廃水からエネルギーへ:自然にやさしい解決法

3月5日、沖縄産業界の幅広い分野より30名の参加者をお招きし、生物システムユニットのイゴール・ゴリヤニン教授が環境に優しい廃水処理について講演を行いました。

 

 


微生物燃料電池について説明する生物システムユニットのラリサ・キセレバ研究員

 OISTの設立理念の一つである沖縄の自立的発展への貢献を目指したセミナーが3月5日に開催されました。沖縄産業界の幅広い分野より30名の参加者をお招きし、生物システムユニットのイゴール・ゴリヤニン教授が環境に優しい廃水処理について講演を行いました。これは、自然界の微生物の作用と耐久性の高いエネルギー収集材を組み合わせ、有機廃棄物を分解して直接電気を生産する生物電気化学作用を活用するものです。このような革新的なアプローチは、沖縄の主要な産業である泡盛酒造、養豚・養鶏業、製糖業や地元の排水処理施設等に、経済面・環境面でメリットをもたらすものと考えられます。

 瑞穂酒造株式会社製造部の大城博明部長は、「今回のゴリヤニン教授のプレゼンテーションを聞いて、イギリスのウイスキーやロシアのウォッカの蒸留粕から発電の実績がある事から、同じ蒸留酒である泡盛の廃液でも使用できる可能性を感じました。泡盛の廃液から、少しでも発電が出来れば、電力コストの削減と二酸化炭素排出の削減につながります。」と、語っていました。
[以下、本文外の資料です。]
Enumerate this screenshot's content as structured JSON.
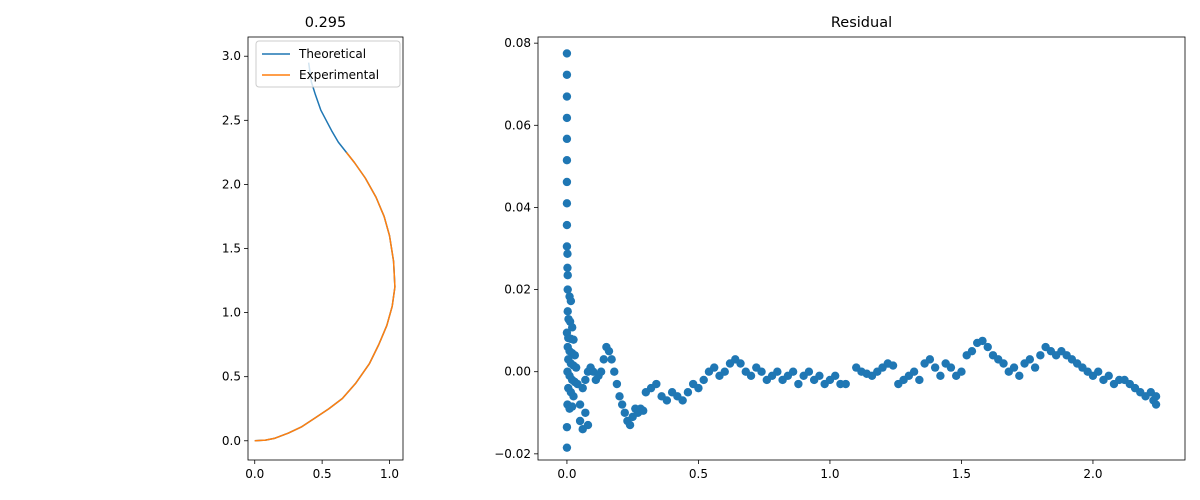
{
  "chart_data": [
    {
      "type": "line",
      "title": "0.295",
      "xlabel": "",
      "ylabel": "",
      "xlim": [
        -0.05,
        1.1
      ],
      "ylim": [
        -0.15,
        3.15
      ],
      "xticks": [
        0.0,
        0.5,
        1.0
      ],
      "xtick_labels": [
        "0.0",
        "0.5",
        "1.0"
      ],
      "yticks": [
        0.0,
        0.5,
        1.0,
        1.5,
        2.0,
        2.5,
        3.0
      ],
      "ytick_labels": [
        "0.0",
        "0.5",
        "1.0",
        "1.5",
        "2.0",
        "2.5",
        "3.0"
      ],
      "legend": {
        "placement": "top-right"
      },
      "series": [
        {
          "name": "Theoretical",
          "color": "#1f77b4",
          "points": [
            [
              0.0,
              0.0
            ],
            [
              0.08,
              0.005
            ],
            [
              0.15,
              0.02
            ],
            [
              0.25,
              0.06
            ],
            [
              0.35,
              0.11
            ],
            [
              0.45,
              0.18
            ],
            [
              0.55,
              0.25
            ],
            [
              0.65,
              0.33
            ],
            [
              0.75,
              0.45
            ],
            [
              0.85,
              0.6
            ],
            [
              0.92,
              0.75
            ],
            [
              0.98,
              0.9
            ],
            [
              1.02,
              1.05
            ],
            [
              1.04,
              1.2
            ],
            [
              1.03,
              1.4
            ],
            [
              1.0,
              1.6
            ],
            [
              0.96,
              1.75
            ],
            [
              0.9,
              1.9
            ],
            [
              0.82,
              2.05
            ],
            [
              0.74,
              2.17
            ],
            [
              0.68,
              2.25
            ],
            [
              0.62,
              2.33
            ],
            [
              0.57,
              2.42
            ],
            [
              0.53,
              2.5
            ],
            [
              0.49,
              2.58
            ],
            [
              0.45,
              2.7
            ],
            [
              0.42,
              2.8
            ],
            [
              0.4,
              2.95
            ]
          ]
        },
        {
          "name": "Experimental",
          "color": "#ff7f0e",
          "points": [
            [
              0.0,
              0.0
            ],
            [
              0.08,
              0.005
            ],
            [
              0.15,
              0.02
            ],
            [
              0.25,
              0.06
            ],
            [
              0.35,
              0.11
            ],
            [
              0.45,
              0.18
            ],
            [
              0.55,
              0.25
            ],
            [
              0.65,
              0.33
            ],
            [
              0.75,
              0.45
            ],
            [
              0.85,
              0.6
            ],
            [
              0.92,
              0.75
            ],
            [
              0.98,
              0.9
            ],
            [
              1.02,
              1.05
            ],
            [
              1.04,
              1.2
            ],
            [
              1.03,
              1.4
            ],
            [
              1.0,
              1.6
            ],
            [
              0.96,
              1.75
            ],
            [
              0.9,
              1.9
            ],
            [
              0.82,
              2.05
            ],
            [
              0.74,
              2.17
            ],
            [
              0.68,
              2.25
            ]
          ]
        }
      ]
    },
    {
      "type": "scatter",
      "title": "Residual",
      "xlabel": "",
      "ylabel": "",
      "xlim": [
        -0.11,
        2.35
      ],
      "ylim": [
        -0.0215,
        0.0815
      ],
      "xticks": [
        0.0,
        0.5,
        1.0,
        1.5,
        2.0
      ],
      "xtick_labels": [
        "0.0",
        "0.5",
        "1.0",
        "1.5",
        "2.0"
      ],
      "yticks": [
        -0.02,
        0.0,
        0.02,
        0.04,
        0.06,
        0.08
      ],
      "ytick_labels": [
        "−0.02",
        "0.00",
        "0.02",
        "0.04",
        "0.06",
        "0.08"
      ],
      "series": [
        {
          "name": "",
          "color": "#1f77b4",
          "points": [
            [
              0.0,
              0.0775
            ],
            [
              0.0,
              0.0723
            ],
            [
              0.0,
              0.067
            ],
            [
              0.0,
              0.0618
            ],
            [
              0.0,
              0.0567
            ],
            [
              0.0,
              0.0515
            ],
            [
              0.0,
              0.0462
            ],
            [
              0.0,
              0.041
            ],
            [
              0.0,
              0.0357
            ],
            [
              0.0,
              0.0305
            ],
            [
              0.002,
              0.0287
            ],
            [
              0.002,
              0.0253
            ],
            [
              0.003,
              0.0235
            ],
            [
              0.003,
              0.02
            ],
            [
              0.01,
              0.0183
            ],
            [
              0.015,
              0.0172
            ],
            [
              0.003,
              0.0147
            ],
            [
              0.006,
              0.0128
            ],
            [
              0.012,
              0.0122
            ],
            [
              0.02,
              0.0108
            ],
            [
              0.0,
              0.0095
            ],
            [
              0.005,
              0.0082
            ],
            [
              0.015,
              0.008
            ],
            [
              0.025,
              0.0078
            ],
            [
              0.003,
              0.006
            ],
            [
              0.01,
              0.005
            ],
            [
              0.02,
              0.0045
            ],
            [
              0.03,
              0.004
            ],
            [
              0.005,
              0.003
            ],
            [
              0.015,
              0.002
            ],
            [
              0.025,
              0.0015
            ],
            [
              0.035,
              0.001
            ],
            [
              0.002,
              0.0
            ],
            [
              0.01,
              -0.001
            ],
            [
              0.02,
              -0.002
            ],
            [
              0.03,
              -0.0025
            ],
            [
              0.04,
              -0.003
            ],
            [
              0.005,
              -0.004
            ],
            [
              0.015,
              -0.005
            ],
            [
              0.025,
              -0.006
            ],
            [
              0.002,
              -0.008
            ],
            [
              0.01,
              -0.009
            ],
            [
              0.02,
              -0.0085
            ],
            [
              0.0,
              -0.0135
            ],
            [
              0.0,
              -0.0185
            ],
            [
              0.05,
              -0.012
            ],
            [
              0.06,
              -0.014
            ],
            [
              0.05,
              -0.008
            ],
            [
              0.07,
              -0.01
            ],
            [
              0.08,
              -0.013
            ],
            [
              0.06,
              -0.004
            ],
            [
              0.07,
              -0.002
            ],
            [
              0.08,
              0.0
            ],
            [
              0.09,
              0.001
            ],
            [
              0.1,
              0.0
            ],
            [
              0.11,
              -0.002
            ],
            [
              0.12,
              -0.001
            ],
            [
              0.13,
              0.0
            ],
            [
              0.14,
              0.003
            ],
            [
              0.15,
              0.006
            ],
            [
              0.16,
              0.005
            ],
            [
              0.17,
              0.003
            ],
            [
              0.18,
              0.0
            ],
            [
              0.19,
              -0.003
            ],
            [
              0.2,
              -0.006
            ],
            [
              0.21,
              -0.008
            ],
            [
              0.22,
              -0.01
            ],
            [
              0.23,
              -0.012
            ],
            [
              0.24,
              -0.013
            ],
            [
              0.25,
              -0.011
            ],
            [
              0.26,
              -0.009
            ],
            [
              0.27,
              -0.01
            ],
            [
              0.28,
              -0.009
            ],
            [
              0.29,
              -0.0095
            ],
            [
              0.3,
              -0.005
            ],
            [
              0.32,
              -0.004
            ],
            [
              0.34,
              -0.003
            ],
            [
              0.36,
              -0.006
            ],
            [
              0.38,
              -0.007
            ],
            [
              0.4,
              -0.005
            ],
            [
              0.42,
              -0.006
            ],
            [
              0.44,
              -0.007
            ],
            [
              0.46,
              -0.005
            ],
            [
              0.48,
              -0.003
            ],
            [
              0.5,
              -0.004
            ],
            [
              0.52,
              -0.002
            ],
            [
              0.54,
              0.0
            ],
            [
              0.56,
              0.001
            ],
            [
              0.58,
              -0.001
            ],
            [
              0.6,
              0.0
            ],
            [
              0.62,
              0.002
            ],
            [
              0.64,
              0.003
            ],
            [
              0.66,
              0.002
            ],
            [
              0.68,
              0.0
            ],
            [
              0.7,
              -0.001
            ],
            [
              0.72,
              0.001
            ],
            [
              0.74,
              0.0
            ],
            [
              0.76,
              -0.002
            ],
            [
              0.78,
              -0.001
            ],
            [
              0.8,
              0.0
            ],
            [
              0.82,
              -0.002
            ],
            [
              0.84,
              -0.001
            ],
            [
              0.86,
              0.0
            ],
            [
              0.88,
              -0.003
            ],
            [
              0.9,
              -0.001
            ],
            [
              0.92,
              0.0
            ],
            [
              0.94,
              -0.002
            ],
            [
              0.96,
              -0.001
            ],
            [
              0.98,
              -0.003
            ],
            [
              1.0,
              -0.002
            ],
            [
              1.02,
              -0.001
            ],
            [
              1.04,
              -0.003
            ],
            [
              1.06,
              -0.003
            ],
            [
              1.1,
              0.001
            ],
            [
              1.12,
              0.0
            ],
            [
              1.14,
              -0.0005
            ],
            [
              1.16,
              -0.001
            ],
            [
              1.18,
              0.0
            ],
            [
              1.2,
              0.001
            ],
            [
              1.22,
              0.002
            ],
            [
              1.24,
              0.0015
            ],
            [
              1.26,
              -0.003
            ],
            [
              1.28,
              -0.002
            ],
            [
              1.3,
              -0.001
            ],
            [
              1.32,
              0.0
            ],
            [
              1.34,
              -0.002
            ],
            [
              1.36,
              0.002
            ],
            [
              1.38,
              0.003
            ],
            [
              1.4,
              0.001
            ],
            [
              1.42,
              -0.001
            ],
            [
              1.44,
              0.002
            ],
            [
              1.46,
              0.001
            ],
            [
              1.48,
              -0.001
            ],
            [
              1.5,
              0.0
            ],
            [
              1.52,
              0.004
            ],
            [
              1.54,
              0.005
            ],
            [
              1.56,
              0.007
            ],
            [
              1.58,
              0.0075
            ],
            [
              1.6,
              0.006
            ],
            [
              1.62,
              0.004
            ],
            [
              1.64,
              0.003
            ],
            [
              1.66,
              0.002
            ],
            [
              1.68,
              0.0
            ],
            [
              1.7,
              0.001
            ],
            [
              1.72,
              -0.001
            ],
            [
              1.74,
              0.002
            ],
            [
              1.76,
              0.003
            ],
            [
              1.78,
              0.001
            ],
            [
              1.8,
              0.004
            ],
            [
              1.82,
              0.006
            ],
            [
              1.84,
              0.005
            ],
            [
              1.86,
              0.004
            ],
            [
              1.88,
              0.005
            ],
            [
              1.9,
              0.004
            ],
            [
              1.92,
              0.003
            ],
            [
              1.94,
              0.002
            ],
            [
              1.96,
              0.001
            ],
            [
              1.98,
              0.0
            ],
            [
              2.0,
              -0.001
            ],
            [
              2.02,
              0.0
            ],
            [
              2.04,
              -0.002
            ],
            [
              2.06,
              -0.001
            ],
            [
              2.08,
              -0.003
            ],
            [
              2.1,
              -0.002
            ],
            [
              2.12,
              -0.002
            ],
            [
              2.14,
              -0.003
            ],
            [
              2.16,
              -0.004
            ],
            [
              2.18,
              -0.005
            ],
            [
              2.2,
              -0.006
            ],
            [
              2.22,
              -0.005
            ],
            [
              2.23,
              -0.007
            ],
            [
              2.24,
              -0.008
            ],
            [
              2.24,
              -0.006
            ]
          ]
        }
      ]
    }
  ]
}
 亜熱帯地域に属する沖縄の天然の微生物を活用した技術が、将来的には気候環境の類似したアジア太平洋地域でも活用されることが期待されています。

 OISTは、この革新的な廃水処理技術を沖縄及び周辺地域において活用するため、地元産業界のパートナーとの連携を目指しています。

 ご訪問の最後に有限会源河後原農園の玉木正邦代表取締役は、「この大学院大学が沖縄県を含め日本全体で活用され、また、各種産業ヘの技術移転を可能する機関として発展することを希望したいです。」と感想を述べられました。